Wang-touan partit donc seul, et reporta à la maison la boîte dont il était chargé.
Hân-wen se dirigea vers le lac Si-hou, et, après avoir parcouru plusieurs lis, il se trouva aux bords du fleuve Kiang. Il monta sur une barque, et arriva bientôt au lac Si-hou. Il découvre de loin de riches palais ornés d'élégants pavillons à doubles étages, et le lac Si-hou déroule devant lui ses eaux transparentes que sillonnent des milliers de barques, couvertes de sculptures et étincelant des plus vives couleurs. Des groupes joyeux allaient, venaient, et se croisaient sans interruption.

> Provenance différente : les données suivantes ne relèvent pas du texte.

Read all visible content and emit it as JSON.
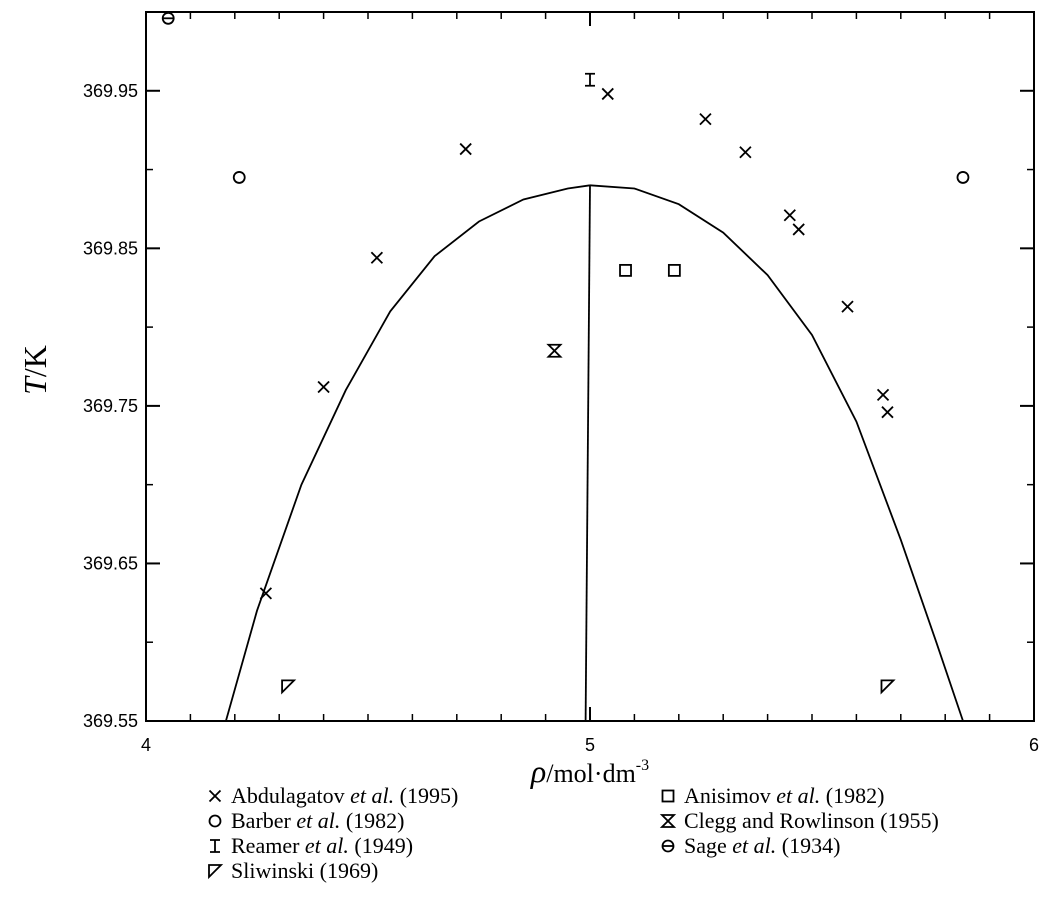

Hân-wen est transporté de joie, et ne peut suffire à contempler les merveilles qui s'offrent de toutes parts. Soudain il aperçoit deux jeunes filles qui étaient arrêtées au milieu du pont, et se plaisaient à prendre part au spectacle riant et varié que présentait le lac.

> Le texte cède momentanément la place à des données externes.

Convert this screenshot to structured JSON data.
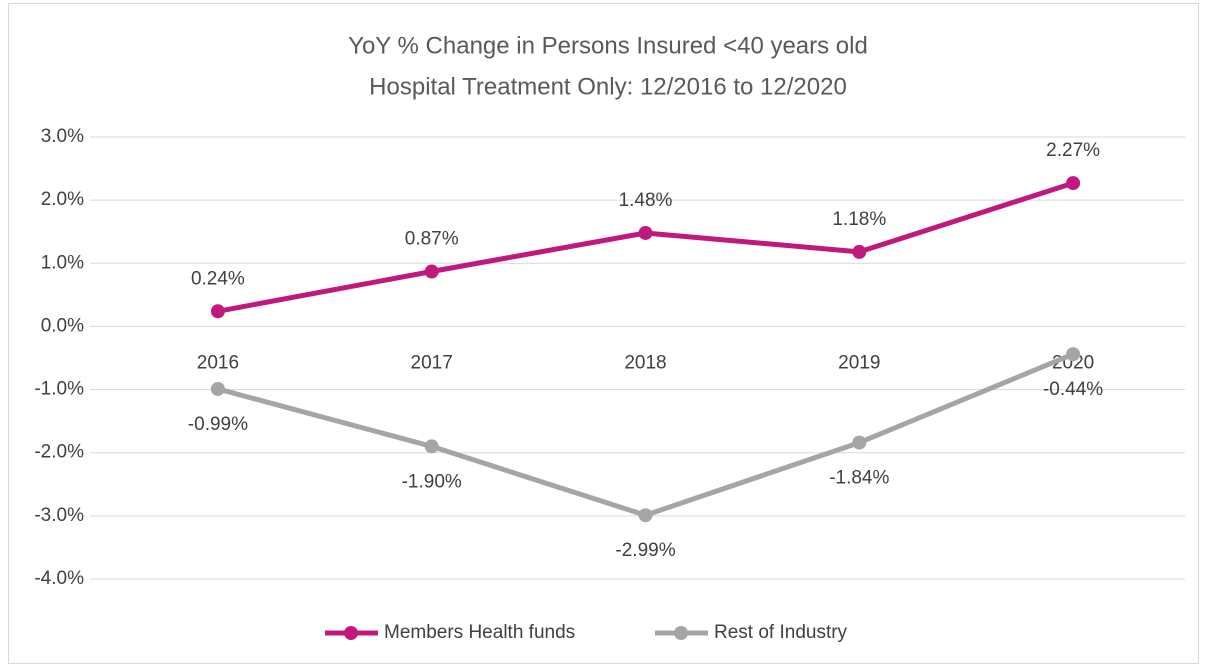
{
  "chart_data": {
    "type": "line",
    "title": [
      "YoY % Change in Persons Insured <40 years old",
      "Hospital Treatment Only:  12/2016 to 12/2020"
    ],
    "categories": [
      "2016",
      "2017",
      "2018",
      "2019",
      "2020"
    ],
    "series": [
      {
        "name": "Members Health funds",
        "color": "#c0187c",
        "values": [
          0.24,
          0.87,
          1.48,
          1.18,
          2.27
        ],
        "value_labels": [
          "0.24%",
          "0.87%",
          "1.48%",
          "1.18%",
          "2.27%"
        ]
      },
      {
        "name": "Rest of Industry",
        "color": "#a5a5a5",
        "values": [
          -0.99,
          -1.9,
          -2.99,
          -1.84,
          -0.44
        ],
        "value_labels": [
          "-0.99%",
          "-1.90%",
          "-2.99%",
          "-1.84%",
          "-0.44%"
        ]
      }
    ],
    "ylim": [
      -4,
      3
    ],
    "yticks": [
      {
        "value": 3,
        "label": "3.0%"
      },
      {
        "value": 2,
        "label": "2.0%"
      },
      {
        "value": 1,
        "label": "1.0%"
      },
      {
        "value": 0,
        "label": "0.0%"
      },
      {
        "value": -1,
        "label": "-1.0%"
      },
      {
        "value": -2,
        "label": "-2.0%"
      },
      {
        "value": -3,
        "label": "-3.0%"
      },
      {
        "value": -4,
        "label": "-4.0%"
      }
    ],
    "grid": true,
    "legend": "bottom"
  }
}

A peine Hân-wen a-t-il arrêté ses yeux sur elles, que ses esprits se troublent et sa raison s'égare.
Une coiffure légère, comme un nuage diaphane, caressait leurs noirs cheveux, leur taille était svelte et gracieuse, et leur figure brillait de tous les charmes de la jeunesse et de la beauté. On les eût prises pour les filles de Wang-tsiang et de Si-ché; elles auraient éclipsé les deux Kiao, dont le nom retentit encore à l'orient du fleuve Kiang.
On pouvait juger, d'après leur costume, que l'une était la maîtresse et l'autre sa servante; mais la première éclipsait sa compagne par la grâce et l'éclat de sa figure.
Hân-wen se sent pénétré d'une flamme soudaine; il ne se possède plus, et ressemble, comme dit le proverbe, «à un lion placé devant un brasier ardent.» Des coups d'œil passionnés sont lancés et rendus de part et d'autre. Hân-wen fixe ses regards sur les deux jeunes beautés, et ne peut se lasser de les voir et de les admirer.
Le lecteur demandera sans doute quelles étaient ces deux jeunes filles. C'étaient la Couleuvre blanche et la Couleuvre bleue que nous avons vues naguère dans le jardin fleuri du palais de Kieou-wang.
Cette promenade, sur les bords du lac Si-hou, n'était point un événement fortuit; elle devait fournir à Hân-wen l'occasion de contracter un mariage que le ciel avait arrêté depuis cinq cents ans. Cette première entrevue avait formé entre eux un lien indissoluble.